There has always been some pressure when it comes to the holidays. The pressure to decorate, find a perfect tree, send out Christmas cards, and buy the right gifts. I used to LIVE for this time of year; the holiday music, the lights, the endless shopping bags and crowded malls. Not so much anymore.
Being that this is my second Christmas as a mom, I'm feeling a different kind of pressure. The pressure to have lights up, photos with Santa taken, starting some of our own Christmas traditions. To be honest, between work, more work, training for my half marathon and just being tired, I have failed miserably. With just 5 days until Christmas, I am nowhere to being close to that partridge in a pear tree. And I am not so sure I care.
I keep telling myself that,looking back, Stella will not remember whether or not we had a tree, or what she got for Christmas this year. I can start building the memories of being loved, having family around, and being an overall exciting time without all the Christmas bells and whistles, can't I?

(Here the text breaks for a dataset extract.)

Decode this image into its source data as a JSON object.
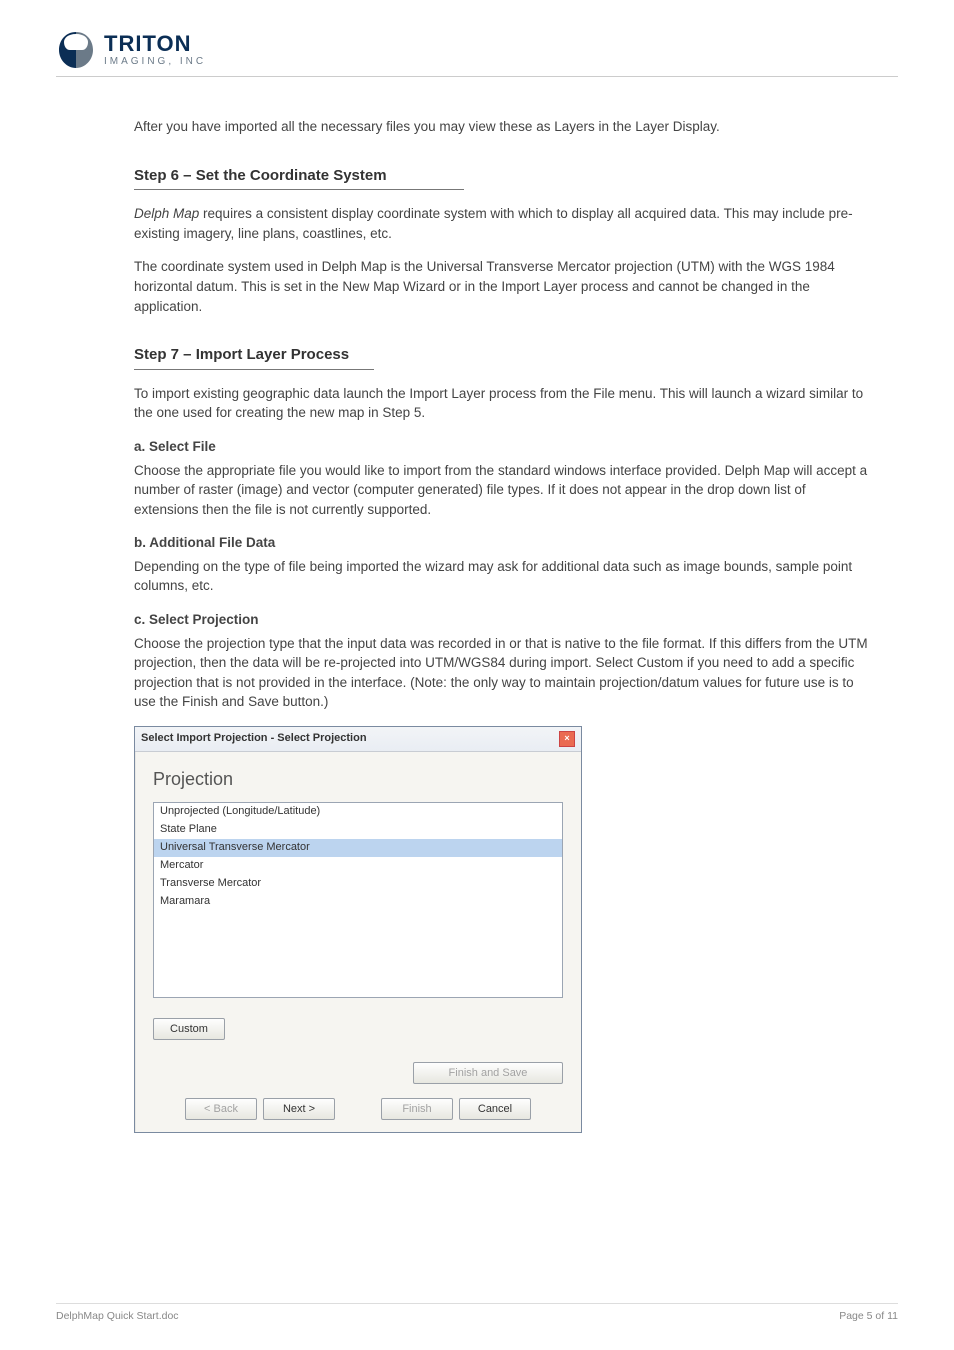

I read the story about all the "secret Santas" going to the Kmarts and paying off other peoples' layaways the other day. I was sobbing. Sobbing. The hubby came home and asked what had happened and I could barely choke out the story. This is what Christmas is. It is a time of giving, helping those less fortunate, being with loved ones, and spreading joy whenever possible. When did we lose sight of this? Can I bring the spirit of Christmas to my own family and teach Stella that Christmas is more than what Santa has brought her for Christmas? Or am I the true Grinch this year?